SOC workers and bosses can’t see eye-to-eye, says study
Wed 6 Jun 2018
Workers in security operations centres (SOCs) deal with understaffing, work with old tech, and have managers that don’t understand their needs, a new study says.
The State of the SOC report, released by security information and event management (SIEM) firm Exabeam, found that 83% of managers and frontline employees are frustrated with legacy technology, compared to 27% of CIO & CISOs.
It also found that many frontline staff believe their SOC to be understaffed. As well as understaffing, many respondents saw a problem with a lack of experience.
Again, there was a pronounced disparity between the concerns of those at the coalface and those in the boardroom. 62% of those on the frontline saw inexperience as a major pain point, with only 21% of CIOs and CISOs agreeing.
Steve Moore, Exabeam’s chief security strategist, elaborated on these points. “From my experience, most CIOs would not have worked in a SOC. A lot of times, you’ll get an exec who’s never worked in ops, they may have come from a different area of the business. I would say there’s a very low percentage that most CIOs or CISOs will have worked in security,” he told The Stack.

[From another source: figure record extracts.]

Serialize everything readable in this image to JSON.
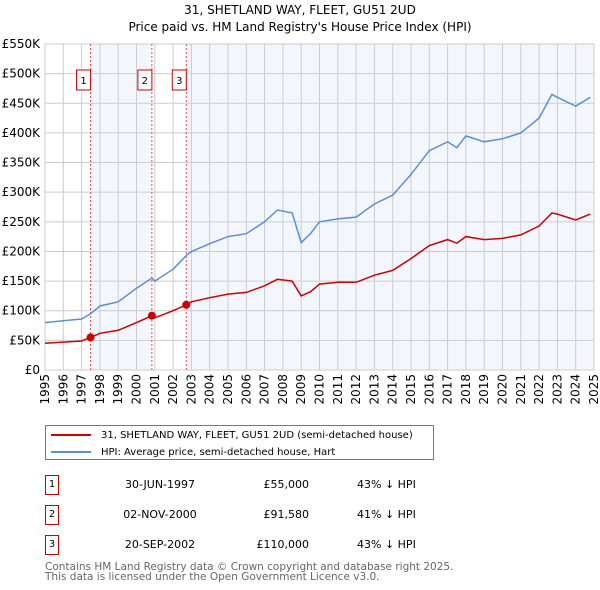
{
  "chart_data": {
    "type": "line",
    "title": "31, SHETLAND WAY, FLEET, GU51 2UD",
    "subtitle": "Price paid vs. HM Land Registry's House Price Index (HPI)",
    "xlim": [
      1995,
      2025
    ],
    "ylim": [
      0,
      550000
    ],
    "y_ticks": [
      {
        "value": 0,
        "label": "£0"
      },
      {
        "value": 50000,
        "label": "£50K"
      },
      {
        "value": 100000,
        "label": "£100K"
      },
      {
        "value": 150000,
        "label": "£150K"
      },
      {
        "value": 200000,
        "label": "£200K"
      },
      {
        "value": 250000,
        "label": "£250K"
      },
      {
        "value": 300000,
        "label": "£300K"
      },
      {
        "value": 350000,
        "label": "£350K"
      },
      {
        "value": 400000,
        "label": "£400K"
      },
      {
        "value": 450000,
        "label": "£450K"
      },
      {
        "value": 500000,
        "label": "£500K"
      },
      {
        "value": 550000,
        "label": "£550K"
      }
    ],
    "x_ticks": [
      "1995",
      "1996",
      "1997",
      "1998",
      "1999",
      "2000",
      "2001",
      "2002",
      "2003",
      "2004",
      "2005",
      "2006",
      "2007",
      "2008",
      "2009",
      "2010",
      "2011",
      "2012",
      "2013",
      "2014",
      "2015",
      "2016",
      "2017",
      "2018",
      "2019",
      "2020",
      "2021",
      "2022",
      "2023",
      "2024",
      "2025"
    ],
    "grid": true,
    "series": [
      {
        "name": "31, SHETLAND WAY, FLEET, GU51 2UD (semi-detached house)",
        "color": "#cc0000",
        "x": [
          1995,
          1996,
          1997,
          1997.49,
          1998,
          1999,
          2000,
          2000.84,
          2001,
          2002,
          2002.72,
          2003,
          2004,
          2005,
          2006,
          2007,
          2007.7,
          2008.5,
          2009.0,
          2009.5,
          2010,
          2011,
          2012,
          2013,
          2014,
          2015,
          2016,
          2017,
          2017.5,
          2018,
          2019,
          2020,
          2021,
          2022,
          2022.7,
          2023,
          2024,
          2024.8
        ],
        "y": [
          45000,
          47000,
          49000,
          55000,
          62000,
          67000,
          80000,
          91580,
          88000,
          100000,
          110000,
          115000,
          122000,
          128000,
          131000,
          142000,
          153000,
          150000,
          125000,
          132000,
          145000,
          148000,
          148000,
          160000,
          168000,
          188000,
          210000,
          220000,
          214000,
          225000,
          220000,
          222000,
          228000,
          243000,
          265000,
          263000,
          253000,
          263000
        ]
      },
      {
        "name": "HPI: Average price, semi-detached house, Hart",
        "color": "#5b8fd6",
        "x": [
          1995,
          1996,
          1997,
          1997.49,
          1998,
          1999,
          2000,
          2000.84,
          2001,
          2002,
          2002.72,
          2003,
          2004,
          2005,
          2006,
          2007,
          2007.7,
          2008.5,
          2009.0,
          2009.5,
          2010,
          2011,
          2012,
          2013,
          2014,
          2015,
          2016,
          2017,
          2017.5,
          2018,
          2019,
          2020,
          2021,
          2022,
          2022.7,
          2023,
          2024,
          2024.8
        ],
        "y": [
          80000,
          83000,
          86000,
          95000,
          108000,
          115000,
          138000,
          155000,
          150000,
          170000,
          193000,
          200000,
          213000,
          225000,
          230000,
          250000,
          270000,
          265000,
          215000,
          230000,
          250000,
          255000,
          258000,
          280000,
          295000,
          330000,
          370000,
          385000,
          375000,
          395000,
          385000,
          390000,
          400000,
          425000,
          465000,
          460000,
          445000,
          460000
        ]
      }
    ],
    "sales": [
      {
        "id": "1",
        "x": 1997.49,
        "price": 55000,
        "date": "30-JUN-1997",
        "price_label": "£55,000",
        "hpi_diff": "43% ↓ HPI"
      },
      {
        "id": "2",
        "x": 2000.84,
        "price": 91580,
        "date": "02-NOV-2000",
        "price_label": "£91,580",
        "hpi_diff": "41% ↓ HPI"
      },
      {
        "id": "3",
        "x": 2002.72,
        "price": 110000,
        "date": "20-SEP-2002",
        "price_label": "£110,000",
        "hpi_diff": "43% ↓ HPI"
      }
    ],
    "legend_placement": "below"
  },
  "footer": {
    "line1": "Contains HM Land Registry data © Crown copyright and database right 2025.",
    "line2": "This data is licensed under the Open Government Licence v3.0."
  }
}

“Furthermore, depending on your age, there may not have been a ‘SOC’, there might have been a firewall console, but not this analytic capability that you’re dealing with today. Or, maybe 10 years ago you had an old SIEM system, you now won’t be using a lot of the old tech that you cut your teeth on.”
SOC it to ’em
Not only that, said Moore, but alert fatigue plays a big role in the life of frontline analysts, compared to a very small or non-existent part of the executive’s.
The way that leaders can help their staff, Moore believes, is by looking at the everyday problems they face. “Without question, we have to get better at looking at the pain points of your day and assessing that,” Moore said. Once you’ve done that, he believes, you can look into meaningful automation.

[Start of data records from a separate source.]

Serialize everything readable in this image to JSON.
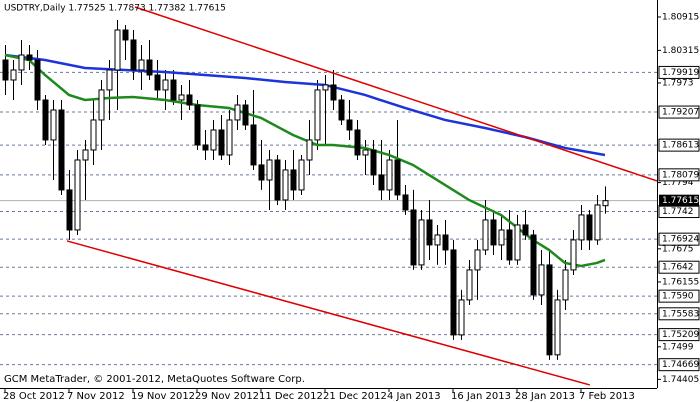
{
  "chart_data": {
    "type": "candlestick",
    "title": "USDTRY,Daily  1.77525 1.77873 1.77382 1.77615",
    "footer": "GCM MetaTrader, © 2001-2012, MetaQuotes Software Corp.",
    "categories": [
      "28 Oct 2012",
      null,
      null,
      null,
      null,
      null,
      null,
      null,
      "7 Nov 2012",
      null,
      null,
      null,
      null,
      null,
      null,
      null,
      "19 Nov 2012",
      null,
      null,
      null,
      null,
      null,
      null,
      null,
      "29 Nov 2012",
      null,
      null,
      null,
      null,
      null,
      null,
      null,
      "11 Dec 2012",
      null,
      null,
      null,
      null,
      null,
      null,
      null,
      "21 Dec 2012",
      null,
      null,
      null,
      null,
      null,
      null,
      null,
      "4 Jan 2013",
      null,
      null,
      null,
      null,
      null,
      null,
      null,
      "16 Jan 2013",
      null,
      null,
      null,
      null,
      null,
      null,
      null,
      "28 Jan 2013",
      null,
      null,
      null,
      null,
      null,
      null,
      null,
      "7 Feb 2013",
      null,
      null,
      null
    ],
    "open": [
      1.80142,
      1.79783,
      1.79963,
      1.80232,
      1.80142,
      1.79424,
      1.78706,
      1.79244,
      1.77808,
      1.77089,
      1.78346,
      1.78526,
      1.79065,
      1.79604,
      1.79963,
      1.80681,
      1.80502,
      1.79963,
      1.80142,
      1.79873,
      1.79604,
      1.79783,
      1.79424,
      1.79514,
      1.79334,
      1.78616,
      1.78526,
      1.78885,
      1.78436,
      1.79065,
      1.79334,
      1.78975,
      1.78257,
      1.77987,
      1.78346,
      1.77628,
      1.78167,
      1.77808,
      1.78346,
      1.78706,
      1.79604,
      1.79694,
      1.79424,
      1.79065,
      1.78885,
      1.78436,
      1.78526,
      1.78077,
      1.77808,
      1.78346,
      1.77718,
      1.77448,
      1.76461,
      1.77269,
      1.7682,
      1.76999,
      1.7673,
      1.75204,
      1.75832,
      1.76371,
      1.7673,
      1.77269,
      1.7682,
      1.77089,
      1.7655,
      1.77179,
      1.76999,
      1.75922,
      1.76461,
      1.74846,
      1.75832,
      1.76371,
      1.7691,
      1.77359,
      1.7691,
      1.77525
    ],
    "high": [
      1.80412,
      1.80142,
      1.80502,
      1.80412,
      1.80322,
      1.79514,
      1.79424,
      1.79424,
      1.78167,
      1.78526,
      1.78706,
      1.79424,
      1.79783,
      1.80142,
      1.80861,
      1.80771,
      1.80681,
      1.80412,
      1.80502,
      1.80142,
      1.79963,
      1.79963,
      1.79694,
      1.79783,
      1.79424,
      1.78885,
      1.79065,
      1.79155,
      1.79244,
      1.79514,
      1.79424,
      1.79604,
      1.78706,
      1.78526,
      1.78436,
      1.78346,
      1.78526,
      1.78436,
      1.79065,
      1.79783,
      1.79873,
      1.79963,
      1.79514,
      1.79424,
      1.79065,
      1.78706,
      1.78706,
      1.78706,
      1.78526,
      1.79065,
      1.77897,
      1.77808,
      1.77448,
      1.77628,
      1.77179,
      1.77269,
      1.7691,
      1.76012,
      1.7655,
      1.7691,
      1.77628,
      1.77448,
      1.77359,
      1.77448,
      1.77359,
      1.77448,
      1.77089,
      1.7673,
      1.7673,
      1.76012,
      1.7655,
      1.77089,
      1.77538,
      1.77448,
      1.77718,
      1.77873
    ],
    "low": [
      1.79514,
      1.79424,
      1.79694,
      1.79963,
      1.79244,
      1.78616,
      1.77987,
      1.77718,
      1.7691,
      1.76999,
      1.77628,
      1.78257,
      1.78526,
      1.79065,
      1.79244,
      1.80142,
      1.79783,
      1.79604,
      1.79783,
      1.79424,
      1.79244,
      1.79334,
      1.79065,
      1.79244,
      1.78526,
      1.78346,
      1.78346,
      1.78346,
      1.78257,
      1.78885,
      1.78885,
      1.78167,
      1.77808,
      1.77448,
      1.77538,
      1.77448,
      1.77628,
      1.77718,
      1.78077,
      1.78526,
      1.78616,
      1.79244,
      1.78975,
      1.78706,
      1.78346,
      1.78077,
      1.77897,
      1.77628,
      1.77628,
      1.77628,
      1.77359,
      1.76371,
      1.76371,
      1.7655,
      1.76461,
      1.76461,
      1.75114,
      1.75114,
      1.75742,
      1.75832,
      1.7664,
      1.7664,
      1.7655,
      1.76461,
      1.76461,
      1.7691,
      1.75832,
      1.75742,
      1.74756,
      1.74756,
      1.75652,
      1.76281,
      1.7673,
      1.7673,
      1.7682,
      1.77382
    ],
    "close": [
      1.79783,
      1.79963,
      1.80232,
      1.80142,
      1.79424,
      1.78706,
      1.79244,
      1.77808,
      1.77089,
      1.78346,
      1.78526,
      1.79065,
      1.79604,
      1.79963,
      1.80681,
      1.80502,
      1.79963,
      1.80142,
      1.79873,
      1.79604,
      1.79783,
      1.79424,
      1.79514,
      1.79334,
      1.78616,
      1.78526,
      1.78885,
      1.78436,
      1.79065,
      1.79334,
      1.78975,
      1.78257,
      1.77987,
      1.78346,
      1.77628,
      1.78167,
      1.77808,
      1.78346,
      1.78706,
      1.79604,
      1.79694,
      1.79424,
      1.79065,
      1.78885,
      1.78436,
      1.78526,
      1.78077,
      1.77808,
      1.78346,
      1.77718,
      1.77448,
      1.76461,
      1.77269,
      1.7682,
      1.76999,
      1.7673,
      1.75204,
      1.75832,
      1.76371,
      1.7673,
      1.77269,
      1.7682,
      1.77089,
      1.7655,
      1.77179,
      1.76999,
      1.75922,
      1.76461,
      1.74846,
      1.75832,
      1.76371,
      1.7691,
      1.77359,
      1.7691,
      1.77538,
      1.77615
    ],
    "lines": [
      {
        "color": "#1c34d8",
        "x": [
          0,
          5,
          10,
          15,
          20,
          25,
          30,
          35,
          40,
          45,
          50,
          55,
          60,
          65,
          70,
          75
        ],
        "values": [
          1.80232,
          1.80142,
          1.79999,
          1.79963,
          1.79927,
          1.79873,
          1.79819,
          1.79747,
          1.79694,
          1.79514,
          1.7928,
          1.79065,
          1.78921,
          1.78759,
          1.78562,
          1.78436
        ]
      },
      {
        "color": "#1e8a1e",
        "x": [
          0,
          3,
          5,
          8,
          10,
          13,
          16,
          20,
          24,
          28,
          32,
          36,
          39,
          41,
          45,
          48,
          51,
          55,
          58,
          62,
          66,
          68,
          70,
          72,
          74,
          75
        ],
        "values": [
          1.80232,
          1.80142,
          1.79873,
          1.79514,
          1.79424,
          1.7946,
          1.79478,
          1.79424,
          1.79334,
          1.7928,
          1.79101,
          1.78795,
          1.78616,
          1.78616,
          1.78562,
          1.78436,
          1.78257,
          1.77897,
          1.77628,
          1.77359,
          1.7691,
          1.7673,
          1.76496,
          1.76442,
          1.76496,
          1.7655
        ]
      }
    ],
    "trendlines": [
      {
        "color": "#e00000",
        "x": [
          16.25,
          81.5
        ],
        "values": [
          1.81094,
          1.77969
        ]
      },
      {
        "color": "#e00000",
        "x": [
          7.75,
          73.1
        ],
        "values": [
          1.76892,
          1.74305
        ]
      }
    ],
    "ylim": [
      1.7425,
      1.8122
    ],
    "yticks": [
      1.80915,
      1.80315,
      1.7973,
      1.7794,
      1.7675,
      1.76155,
      1.7499,
      1.74405
    ],
    "levels": [
      1.79919,
      1.79207,
      1.78613,
      1.78079,
      1.7742,
      1.76924,
      1.7642,
      {
        "value": 1.759,
        "label": "1.7590"
      },
      1.75583,
      1.75209,
      1.74669
    ],
    "current": 1.77615
  }
}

“How often do you use a phone book? Never. Because if you’re not sure, you look it up and it’s a matter of seconds. The same thing is true in a SOC, and as a leader, a CIO or CISO, you need to have a look and see how many manual processes there, and you need to say; ‘OK, is this normal?’
“Otherwise you’re going to burn up your resources. You know you’re understaffed, you need to say what are you’re going to do to remedy some of that.”
Moore believes that products like Exabeam’s, which offer things like visibility, data lakes, analytics, and automated response, can go some way to solving these problems.
His main takeaway, however, is that it’s about better communication between top and bottom. “A lot of organisations are ignorant to their own pain. So much relies on the SOC, so when there’s a great divide between the opinions and needs of the frontline staff and those of the business leadership, there needs to be a discussion.”